Today, I’ll be telling you a story,although I’d rather we called it a parable. And this is dedicated to a friend who’s very dear to me. Enjoy!!!
There lived a great man (I don’t know what to call him). He was a great man born into a long generation of gardeners and he had 3 sons. By virtue of this fact,these 3 sons had to carry on with their family tradition,but to them,it was more than just a family tradition. It had become more or less like a religion,each man having an individual garden that they could plant on, any flower in the world that appealed to them.
Now, interestingly, the first son loved almost every plant he could see. So every time he found a new plant, you know what he would do? He would toss it into the garden and later,he’d come back to water it.
The second son on the other hand,you know what he loved? Of all the flowers in the world,he was in love with tulips, that every single day of his life,he would water it,day and night in his garden and cherish it. He loved it almost to the point of obsession.
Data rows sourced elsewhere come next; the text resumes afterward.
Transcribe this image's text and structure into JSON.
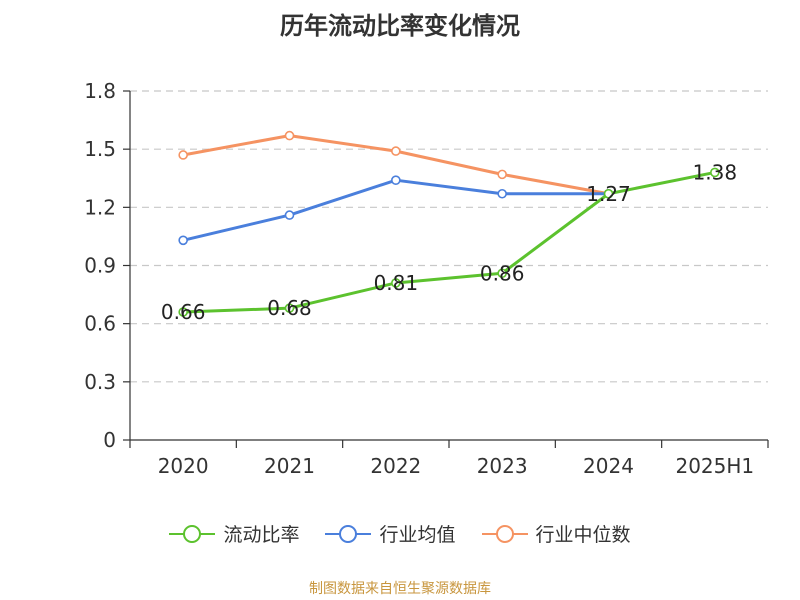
{
  "chart_data": {
    "type": "line",
    "title": "历年流动比率变化情况",
    "categories": [
      "2020",
      "2021",
      "2022",
      "2023",
      "2024",
      "2025H1"
    ],
    "ylim": [
      0,
      1.8
    ],
    "yticks": [
      0,
      0.3,
      0.6,
      0.9,
      1.2,
      1.5,
      1.8
    ],
    "ytick_labels": [
      "0",
      "0.3",
      "0.6",
      "0.9",
      "1.2",
      "1.5",
      "1.8"
    ],
    "grid": true,
    "legend_position": "bottom",
    "series": [
      {
        "name": "流动比率",
        "color": "#5cc22e",
        "values": [
          0.66,
          0.68,
          0.81,
          0.86,
          1.27,
          1.38
        ],
        "labels": [
          "0.66",
          "0.68",
          "0.81",
          "0.86",
          "1.27",
          "1.38"
        ]
      },
      {
        "name": "行业均值",
        "color": "#4a7fdc",
        "values": [
          1.03,
          1.16,
          1.34,
          1.27,
          1.27,
          null
        ]
      },
      {
        "name": "行业中位数",
        "color": "#f59362",
        "values": [
          1.47,
          1.57,
          1.49,
          1.37,
          1.27,
          null
        ]
      }
    ]
  },
  "source": "制图数据来自恒生聚源数据库"
}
The third son was much like the first son, in his love for variety- less variety though, because the love for one flower led to that of the other. He made interesting discoveries. He would pick out different seeds and then organize them according to their colours and sizes and the beauty they would bring out when combined together…And so the seeds were planted. And those seeds began to grow, just like the sons.
It was time for the first visit,where people would come to check out their gardens and see how well the young men have fared…
The second son’s garden was first in line: those tulips, they were so beautiful, and people would come into the second son’s garden and be like, “wow! This is beautiful! Splendid! What a great work you’ve done. Impressive!”
The third son’s garden was next. His garden flourished and people were even more amazed at the spontaneous brilliance. “Wow! This is even better! It’s like heaven on earth.”
But the beauty was not quite “too” remarkable… Or at least,when they got to the first son’s garden,they all seemed to change their minds about how amazing it was. You really should have seen this garden. It was amazing. What wild brilliance. Another level of genius they could only think was humanly impossible by yet another savant from the long line of gardeners. Some even called it Paradise.
Now, time crept again,almost unnoticeably, as it always does, and it was time for the second visit.
The second son’s garden looked a lot better; the best tulips they could ever find in that town. People came from all over the world to get tulips from just one man. Wow!
The third son’s garden,jeez! The blend! One flower’s beauty complemented the other and supplemented itself at the same time. It was a garden yet, looked like a museum at the same time. If there was one word for it this time,it was Eden. Second to paradise… But…
The first son’s garden, yes,it grew. Yes,it was pretty, but the plants wrestled for nutrients, wrestled for air,for space and none survived. Not a single one of them and sad enough,the only thing that illusively survived were the thorns and weeds. The garden lost its colour, its beauty. And the gardener,he lost everything.
The first thing we have to realize is: The mind is the Garden. Second,there are just so many lessons to be learnt from this sweet story/parable. I definitely won’t be able to state all,but I’ll drop what I have. You could too,in the comments box,if you feel it would be a blessing to someone. That settled,let’s go.
- People don’t know it,but there’s a blessing in Simple. People wish they could sing and dance and be everything. But what we don’t realize is, the fact that life has made that decision for us,not making us good at many things,but one,is a blessing. We really tend to ignore that life has given us a purpose, something to work on and towards,a niche of specialization and concentration. That was the case with the second son. He had the ability to grow and nurture only one type of flower. Look how it turned out. He was able to concentrate on just that one thing,and he made a huge boom.
- ‘Jack of all trades,master of none.’ How is it possible for us to have our hands in so many pies and not get overstuffed? Really,if there’s a way around it, I need to know. But until then,just stick to what you know,and develop it. We really should stop jumping up and down,getting engaged in just about anything that catches our attention. Then at the end of the day,we can’t even lay a claim on one thing we have achieved.
- Be organized. Make plans. Have a focus. Have goals. The only difference between the first and third son is the ability to plan and be organized. They both had the same passion,but different approaches. Everything in this life revolves around order. That is why I have to go to school before I get a job before I get married before I get kids. Even God created the world in a particular ORDER. That should tell us that order is ancient, and should be treated as one.
- The flowers in the garden of the first son had to fight for space, air and nutrients. Why? There were just too many of them. Worse,they weren’t aligned, like the third son’s. Congratulations on having a lot of aspirations- I do too. But the question is,how well are they going hand in hand? If we don’t create a balance,then our ‘flowers’,our dreams and our visions would die. There are just some things that we have to let go of,no matter how much we love them, because it’s obvious that they would just interfere with some other things. That’s when prioritization comes in…
- Don’t envy that guy you think can do all. The little we have, how effective have we been with them? “Seest thou a man diligent in his business? He shall stand before kings and not mean men.” Be diligent with what you have, no matter how little, no matter how small. And you would definitely surpass that guy who has ‘more’. At the end of the day,there’s more to life than having more.
There are so many other lessons that can be learnt from this,but I think I’ve exhausted all I have. Like I said at the start,you could drop something in the comments box.